We don't need no stinking documentation
But guess what? As it turns out, a monster reference manual is the least useful type of documentation to have in an emergency, because it's so verbose you can never find what you're looking for. Plus, it's a pain to update, people won't do it, and it will quickly become inaccurate. If there's one thing that's worse than having no documentation at all, it's having inaccurate documentation.
If you run a VMware vSphere environment, there are a bunch of scripts built for the VMware Management Appliance that can capture the lion's share of the configuration for your environment and dump it out in an easily readable HTML document. For SANs, your mileage will definitely vary, but you can always ask your SAN vendor. Very likely, there's an internal tool that can capture the details of how your device is configured -- and the vendor will probably be happy to share it with you.
Keeping the docs safe
Once you've amassed this collection of useful quick-reference documentation, you need to protect it. I've been involved in more than one disaster where a huge store of very helpful documentation and raw config data was stored on a system that directly depended upon the very things it was documenting. Putting your docs in a file share on a virtual machine stored on your SAN may be convenient, but it's also a good way to block your access if there's a serious infrastructure failure.
One easy way to solve that problem is to jam a USB flash drive in a workstation or server with good physical security and configure a scheduled task to mirror your documentation onto it on a regular basis. That way, you always have an up-to-date copy of your docs that you can fire up on a laptop even if the facility power is out.
And I mean everything. Label your servers, front and back. Label cables. Label racks. Label items to the point where you could describe to your mom over the phone which power button to press or which cable to remove. Does this take a lot of time? Yes, it absolutely does. However, it's a lot more convenient than explaining why the network went down because someone unplugged the wrong unlabeled cable or tracing every cable to where it came from if you have to replace a switch in a hurry.

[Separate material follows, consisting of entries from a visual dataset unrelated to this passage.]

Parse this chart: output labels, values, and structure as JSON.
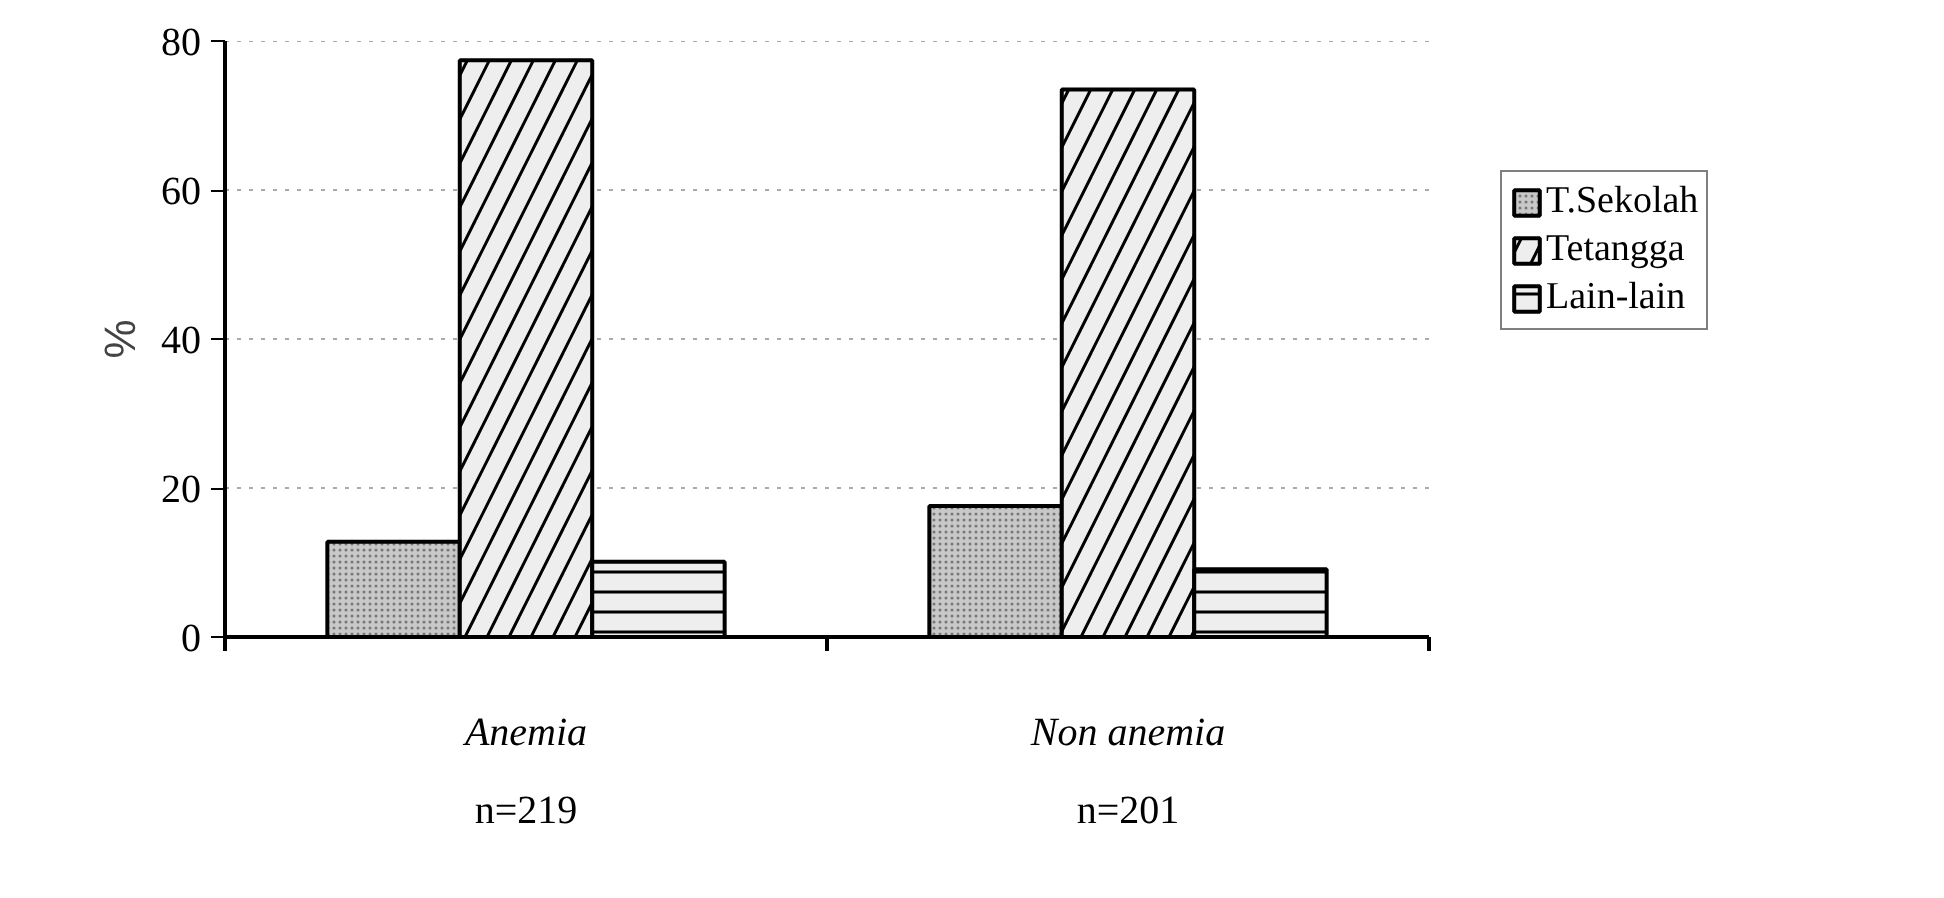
{
  "chart_data": {
    "type": "bar",
    "categories": [
      "Anemia",
      "Non anemia"
    ],
    "ylabel": "%",
    "series": [
      {
        "name": "T.Sekolah",
        "color": "#c8c8c8",
        "values": [
          12.8,
          17.6
        ]
      },
      {
        "name": "Tetangga",
        "color": "#eeeeee",
        "values": [
          77.4,
          73.5
        ]
      },
      {
        "name": "Lain-lain",
        "color": "#eeeeee",
        "values": [
          10.1,
          9.1
        ]
      }
    ],
    "ylim": [
      0,
      80
    ],
    "yticks": [
      0,
      20,
      40,
      60,
      80
    ],
    "grid": "y",
    "legend": "right",
    "annotations": [
      "n=219",
      "n=201"
    ]
  }
}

Labeling doesn't just extend to hardware, either. Everything from network switches to virtualization environments will give you the ability to provide human-readable names for various objects. Make sure those names are populated and accurate any time you make changes. Whether it's confirming a virtual machine's name matches that VM's hostname or the storage LUN tags you can define in vSphere match the names that you've given the volumes on your SAN, just do it. It can save you from committing potentially career-limiting "Please tell me I just didn't do that" mistakes down the road. Trust me -- I've seen it happen more than once.